Frequency-dependent patterns of somatosensory cortical responses to vibrotactile stimulation in humans: A fMRI study

In the human mechanosensation system, rapidly adapting afferents project sensory signals of flutter (5–50 Hz) to the contralateral primary somatosensory cortex (S1) and bilateral secondary somatosensory cortex (S2) whereas Pacinian afferents project sensory signals of vibration (50–400 Hz) to bilateral S2. However, it remains largely unknown how somatosensory cortical activity changes as a function of vibrotactile frequency. This functional magnetic resonance imaging (fMRI) study investigated frequency dependency of somatosensory cortical activity in humans by applying vibrotactile stimulation with various frequencies (20–200 Hz) to the index finger. We found more frequency-dependent voxels in the upper bank of the lateral sulcus (LS) of S2 than in S1 and the posterior parietal cortex of S2. Our statistical spatial clustering analysis showed that two groups of positively or negatively frequency-dependent voxels formed distinct clusters, most clearly in the LS. Using a cortical separability index, we reaffirmed that somatosensory cortical activity was most separable at 50 Hz, previously known to demarcate flutter and vibration. Our results suggest that the LS (S2) may play an important role in processing vibrotactile frequency information and that the somatosensory cortex may include spatially localized neural assemblies specialized to higher or lower vibrotactile frequency.

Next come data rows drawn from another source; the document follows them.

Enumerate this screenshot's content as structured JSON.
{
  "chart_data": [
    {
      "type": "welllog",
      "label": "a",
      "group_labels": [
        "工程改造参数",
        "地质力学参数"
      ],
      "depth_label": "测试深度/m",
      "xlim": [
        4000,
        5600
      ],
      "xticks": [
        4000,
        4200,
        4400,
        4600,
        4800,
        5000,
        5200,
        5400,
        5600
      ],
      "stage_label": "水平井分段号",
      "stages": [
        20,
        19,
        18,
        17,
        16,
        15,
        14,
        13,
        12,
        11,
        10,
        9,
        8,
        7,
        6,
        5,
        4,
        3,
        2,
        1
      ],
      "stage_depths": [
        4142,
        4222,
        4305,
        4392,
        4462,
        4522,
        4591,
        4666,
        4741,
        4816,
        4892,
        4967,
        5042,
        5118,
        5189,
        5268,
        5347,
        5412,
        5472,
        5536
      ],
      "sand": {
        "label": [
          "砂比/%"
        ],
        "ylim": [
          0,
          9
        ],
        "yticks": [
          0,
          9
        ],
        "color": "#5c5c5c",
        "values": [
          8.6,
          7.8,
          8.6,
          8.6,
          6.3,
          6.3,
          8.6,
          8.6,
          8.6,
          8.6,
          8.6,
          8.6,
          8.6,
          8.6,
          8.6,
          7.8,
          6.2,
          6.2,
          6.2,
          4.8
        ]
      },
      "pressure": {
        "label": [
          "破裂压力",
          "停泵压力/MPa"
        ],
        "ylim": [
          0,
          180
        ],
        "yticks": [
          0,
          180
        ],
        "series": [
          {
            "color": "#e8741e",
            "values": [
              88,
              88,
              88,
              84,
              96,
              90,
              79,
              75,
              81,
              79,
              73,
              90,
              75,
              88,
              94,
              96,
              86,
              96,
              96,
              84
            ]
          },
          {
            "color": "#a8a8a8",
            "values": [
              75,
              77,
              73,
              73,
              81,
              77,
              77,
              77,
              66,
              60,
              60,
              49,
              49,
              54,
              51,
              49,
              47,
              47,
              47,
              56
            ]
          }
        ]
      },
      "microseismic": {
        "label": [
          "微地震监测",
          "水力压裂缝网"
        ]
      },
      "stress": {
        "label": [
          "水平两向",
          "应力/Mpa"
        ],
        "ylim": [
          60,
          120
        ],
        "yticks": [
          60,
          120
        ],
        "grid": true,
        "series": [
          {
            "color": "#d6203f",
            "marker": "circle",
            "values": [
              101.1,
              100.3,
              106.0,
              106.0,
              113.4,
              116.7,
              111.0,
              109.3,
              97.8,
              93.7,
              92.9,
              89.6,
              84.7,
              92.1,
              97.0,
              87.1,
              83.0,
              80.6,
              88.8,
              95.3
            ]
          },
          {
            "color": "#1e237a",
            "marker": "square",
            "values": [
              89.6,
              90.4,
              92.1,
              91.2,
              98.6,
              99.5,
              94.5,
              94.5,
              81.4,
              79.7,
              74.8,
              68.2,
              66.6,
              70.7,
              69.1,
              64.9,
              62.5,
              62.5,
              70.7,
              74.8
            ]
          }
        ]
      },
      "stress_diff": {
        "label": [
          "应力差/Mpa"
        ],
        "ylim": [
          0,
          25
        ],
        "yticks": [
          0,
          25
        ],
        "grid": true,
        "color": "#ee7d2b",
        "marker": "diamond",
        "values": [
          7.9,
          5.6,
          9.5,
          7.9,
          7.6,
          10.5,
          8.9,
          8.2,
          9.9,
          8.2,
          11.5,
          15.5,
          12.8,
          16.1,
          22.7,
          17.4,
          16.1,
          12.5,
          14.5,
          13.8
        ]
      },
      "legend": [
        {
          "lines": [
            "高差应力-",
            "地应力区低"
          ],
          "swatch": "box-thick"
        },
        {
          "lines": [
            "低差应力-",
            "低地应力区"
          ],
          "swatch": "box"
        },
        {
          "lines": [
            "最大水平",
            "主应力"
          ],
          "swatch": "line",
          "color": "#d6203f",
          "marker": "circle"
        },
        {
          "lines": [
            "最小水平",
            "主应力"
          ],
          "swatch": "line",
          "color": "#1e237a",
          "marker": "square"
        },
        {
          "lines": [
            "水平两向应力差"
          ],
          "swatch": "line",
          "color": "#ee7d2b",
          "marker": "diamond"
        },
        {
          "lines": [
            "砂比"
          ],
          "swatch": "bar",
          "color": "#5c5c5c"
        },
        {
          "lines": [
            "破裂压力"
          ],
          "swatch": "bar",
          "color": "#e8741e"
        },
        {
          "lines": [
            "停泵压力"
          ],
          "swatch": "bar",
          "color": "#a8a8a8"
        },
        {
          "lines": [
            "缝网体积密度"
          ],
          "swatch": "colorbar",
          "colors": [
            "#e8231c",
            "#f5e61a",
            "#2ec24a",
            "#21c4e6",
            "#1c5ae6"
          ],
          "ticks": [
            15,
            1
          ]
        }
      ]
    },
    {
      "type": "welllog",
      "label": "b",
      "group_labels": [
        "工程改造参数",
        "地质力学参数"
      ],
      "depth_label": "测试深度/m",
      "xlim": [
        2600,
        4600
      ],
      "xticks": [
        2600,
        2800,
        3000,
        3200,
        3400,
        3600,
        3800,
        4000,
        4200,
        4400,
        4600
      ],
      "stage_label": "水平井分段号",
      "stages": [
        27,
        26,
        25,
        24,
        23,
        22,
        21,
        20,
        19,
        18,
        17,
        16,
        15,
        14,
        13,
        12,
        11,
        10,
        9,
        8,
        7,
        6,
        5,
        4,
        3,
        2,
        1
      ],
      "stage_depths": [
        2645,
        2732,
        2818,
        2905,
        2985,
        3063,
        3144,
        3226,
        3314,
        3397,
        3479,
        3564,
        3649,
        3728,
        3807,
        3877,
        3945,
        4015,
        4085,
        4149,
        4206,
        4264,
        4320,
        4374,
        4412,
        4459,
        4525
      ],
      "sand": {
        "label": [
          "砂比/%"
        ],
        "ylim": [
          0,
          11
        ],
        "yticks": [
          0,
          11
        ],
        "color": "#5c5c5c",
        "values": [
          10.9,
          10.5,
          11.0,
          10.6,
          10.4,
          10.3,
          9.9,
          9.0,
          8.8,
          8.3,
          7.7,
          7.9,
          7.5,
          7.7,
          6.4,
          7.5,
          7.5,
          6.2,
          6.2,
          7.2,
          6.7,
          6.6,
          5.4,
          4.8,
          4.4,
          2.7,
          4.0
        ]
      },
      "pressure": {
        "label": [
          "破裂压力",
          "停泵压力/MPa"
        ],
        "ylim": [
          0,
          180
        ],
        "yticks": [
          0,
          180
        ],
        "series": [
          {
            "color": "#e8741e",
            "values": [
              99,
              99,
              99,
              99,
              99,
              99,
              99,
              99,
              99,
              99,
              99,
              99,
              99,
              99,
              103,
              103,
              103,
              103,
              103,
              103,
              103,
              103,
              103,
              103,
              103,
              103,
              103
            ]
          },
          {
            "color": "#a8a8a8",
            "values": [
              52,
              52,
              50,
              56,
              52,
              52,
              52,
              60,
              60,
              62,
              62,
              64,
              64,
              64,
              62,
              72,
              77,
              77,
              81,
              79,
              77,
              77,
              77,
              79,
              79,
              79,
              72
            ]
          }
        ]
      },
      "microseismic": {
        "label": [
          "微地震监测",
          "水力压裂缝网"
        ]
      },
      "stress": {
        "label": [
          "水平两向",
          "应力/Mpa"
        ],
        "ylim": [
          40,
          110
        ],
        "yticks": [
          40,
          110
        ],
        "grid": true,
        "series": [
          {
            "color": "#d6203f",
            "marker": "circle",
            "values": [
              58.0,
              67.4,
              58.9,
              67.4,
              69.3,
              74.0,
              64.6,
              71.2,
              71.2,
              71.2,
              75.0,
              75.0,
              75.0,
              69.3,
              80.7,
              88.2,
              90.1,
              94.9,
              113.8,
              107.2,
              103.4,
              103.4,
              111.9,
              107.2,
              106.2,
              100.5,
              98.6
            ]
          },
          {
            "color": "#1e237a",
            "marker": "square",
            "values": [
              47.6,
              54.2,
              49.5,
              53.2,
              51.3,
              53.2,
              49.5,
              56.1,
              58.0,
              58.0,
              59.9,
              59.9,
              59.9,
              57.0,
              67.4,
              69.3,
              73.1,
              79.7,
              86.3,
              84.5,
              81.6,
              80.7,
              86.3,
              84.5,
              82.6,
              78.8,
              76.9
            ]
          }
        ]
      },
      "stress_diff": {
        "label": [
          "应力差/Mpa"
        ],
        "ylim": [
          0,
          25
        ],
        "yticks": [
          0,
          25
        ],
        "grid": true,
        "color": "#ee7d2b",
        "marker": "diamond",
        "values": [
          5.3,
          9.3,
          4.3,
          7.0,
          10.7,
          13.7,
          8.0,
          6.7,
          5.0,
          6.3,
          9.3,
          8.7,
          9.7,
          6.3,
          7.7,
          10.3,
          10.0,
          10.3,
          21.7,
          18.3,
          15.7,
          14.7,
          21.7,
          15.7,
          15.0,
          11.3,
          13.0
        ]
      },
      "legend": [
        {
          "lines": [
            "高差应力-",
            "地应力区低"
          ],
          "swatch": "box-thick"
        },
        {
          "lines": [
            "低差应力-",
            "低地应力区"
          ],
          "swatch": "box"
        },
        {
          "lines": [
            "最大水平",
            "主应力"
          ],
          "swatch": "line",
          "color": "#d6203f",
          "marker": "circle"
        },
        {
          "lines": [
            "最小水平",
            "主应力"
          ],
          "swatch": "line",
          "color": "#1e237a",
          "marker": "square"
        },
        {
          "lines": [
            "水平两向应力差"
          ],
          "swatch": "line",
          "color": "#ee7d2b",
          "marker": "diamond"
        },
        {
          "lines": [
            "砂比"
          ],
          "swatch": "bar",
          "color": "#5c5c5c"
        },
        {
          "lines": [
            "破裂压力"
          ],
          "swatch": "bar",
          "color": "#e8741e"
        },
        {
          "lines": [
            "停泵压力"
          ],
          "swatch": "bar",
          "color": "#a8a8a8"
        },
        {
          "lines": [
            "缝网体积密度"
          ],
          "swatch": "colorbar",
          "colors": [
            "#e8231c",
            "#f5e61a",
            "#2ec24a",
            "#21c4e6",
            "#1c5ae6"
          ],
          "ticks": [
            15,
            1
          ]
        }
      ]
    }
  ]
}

► We studied the somatosensory cortical response to various vibrotactile frequencies. ► The primary (S1) and secondary (S2) somatosensory cortices differed in responses. ► There were more frequency-dependent (via linear correlation) fMRI voxels in S2. ► A ratio of negatively correlated voxels to positive ones was >1 in S1 and 1 in S2. ► The frequency-dependent voxels formed spatial clusters based on sign of correlation.